Wednesday, July 25, 2012
Wednesday July 25th: I went to the Dr again got blood drawn heard back at noon... quant was 103... after 48hours. Heart dropped into stomach. I hate this. This sucks. She said it may be just too early 1-3 weeks along to be able to see doubling. but I dont know if I buy that. I have to go in again Friday to see numbers... I will die before then. Has anyone had this issue and seen a healthy term prengnacy come from it? (((1 hour later))) Okay I was just talked down off a ledge by the best nurse and friend ever. She reassured me I know my body better than anyone and I think I implanted fridayish. And if that is the case I am 1 week pregnant in which case my numbers are great and wouldn't be doubling yet. So I will see them again Friday and pray until then. I need an icecream...LOL
Monday July 23: I went to my Primary's office and got blood drawn... It took them all day to call me back. They finally did and said quant is 83. They think I am possibly 4 weeks along.
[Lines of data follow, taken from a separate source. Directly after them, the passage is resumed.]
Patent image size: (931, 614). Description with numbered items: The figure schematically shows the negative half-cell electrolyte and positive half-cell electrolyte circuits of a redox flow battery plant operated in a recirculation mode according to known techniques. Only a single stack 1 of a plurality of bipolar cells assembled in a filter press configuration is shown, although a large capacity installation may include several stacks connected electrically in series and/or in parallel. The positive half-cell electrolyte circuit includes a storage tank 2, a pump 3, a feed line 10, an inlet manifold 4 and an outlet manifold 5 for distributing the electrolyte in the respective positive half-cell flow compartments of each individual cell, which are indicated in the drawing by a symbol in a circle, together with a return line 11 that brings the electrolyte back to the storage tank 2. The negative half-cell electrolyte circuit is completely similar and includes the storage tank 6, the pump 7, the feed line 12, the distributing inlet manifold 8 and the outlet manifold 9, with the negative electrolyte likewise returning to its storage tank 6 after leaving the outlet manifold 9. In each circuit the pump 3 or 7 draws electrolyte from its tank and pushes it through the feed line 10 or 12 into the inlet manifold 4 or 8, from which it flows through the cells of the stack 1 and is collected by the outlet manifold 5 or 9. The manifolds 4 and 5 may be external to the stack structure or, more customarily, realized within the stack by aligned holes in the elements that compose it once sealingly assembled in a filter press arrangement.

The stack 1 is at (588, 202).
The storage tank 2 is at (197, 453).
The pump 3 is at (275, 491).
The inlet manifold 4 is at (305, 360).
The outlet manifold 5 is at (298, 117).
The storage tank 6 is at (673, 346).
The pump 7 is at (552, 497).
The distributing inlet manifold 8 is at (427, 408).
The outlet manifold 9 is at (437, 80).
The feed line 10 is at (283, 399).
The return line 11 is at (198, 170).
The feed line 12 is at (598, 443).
They want me to go in for repeat quant Wednesday. I feel good about this number because I feel like the dizziness was implantation Friday and so it is low but probably because I JUST got pregnant. I allowed myself to have a conversation with my husband about where the baby would go... I don't want to know the sex... what Dr what hospital?? Ugghh now I feel Jinxy.
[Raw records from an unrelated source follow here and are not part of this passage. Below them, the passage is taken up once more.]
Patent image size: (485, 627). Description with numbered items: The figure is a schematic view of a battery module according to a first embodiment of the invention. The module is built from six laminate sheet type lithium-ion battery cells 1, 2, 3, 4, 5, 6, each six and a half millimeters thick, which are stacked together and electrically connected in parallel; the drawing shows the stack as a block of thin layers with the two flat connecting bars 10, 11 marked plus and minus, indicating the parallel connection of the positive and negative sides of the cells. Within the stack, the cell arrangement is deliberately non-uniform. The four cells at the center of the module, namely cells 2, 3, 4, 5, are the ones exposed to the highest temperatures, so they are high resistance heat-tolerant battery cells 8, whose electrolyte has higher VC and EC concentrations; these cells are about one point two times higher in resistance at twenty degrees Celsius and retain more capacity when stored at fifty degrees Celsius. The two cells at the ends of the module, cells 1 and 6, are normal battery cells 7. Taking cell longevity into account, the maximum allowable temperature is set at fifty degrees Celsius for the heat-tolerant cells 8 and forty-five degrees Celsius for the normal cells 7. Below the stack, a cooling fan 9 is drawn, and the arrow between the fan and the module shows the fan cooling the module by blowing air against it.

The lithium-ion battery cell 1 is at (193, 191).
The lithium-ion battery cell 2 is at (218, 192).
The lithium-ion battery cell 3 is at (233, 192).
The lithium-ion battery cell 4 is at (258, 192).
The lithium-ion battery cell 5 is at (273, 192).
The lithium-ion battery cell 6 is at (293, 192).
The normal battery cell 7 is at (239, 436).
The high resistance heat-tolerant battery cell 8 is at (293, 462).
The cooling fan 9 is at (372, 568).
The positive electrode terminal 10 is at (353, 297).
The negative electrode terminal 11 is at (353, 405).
I woke up Friday dizzy... And thought to myself I've only ever woken up dizzy when I have been pregnant. I put the thought out of my mind. How could that be?! We tried for 3 years and on treatments and accomplished two pregnancies one we lost and the other we lost a twin. Now all of a sudden I am just pregnant out of nowhere??? I can't be excited ...if I get excited I will lose the baby... I shouldn't even call it a baby yet... sh*t I am already attached to my little fuzzy walnut baby in there. I tested in the afternoon faint faint positive. I woke up Saturday morning and peed in a cup then snuck out "to the bank" (cough dollar tree) and tested in their parking lot LOL. Faint positive. Stopped at hannaford got expensive test... Brighter positive then dollar tree. I get home and grab my beautiful son out of my husbands arms as he asks me where I have been. I say we have a secret and we are not sure we want to share it... He says what? I say Jack is going to be a big brother!! He and I are both in shock that we concieved naturally and scared at the same time that it won't last. I have not found out a specific reason for my losses or preterm labor so there is no precautions I can take... I am helpless.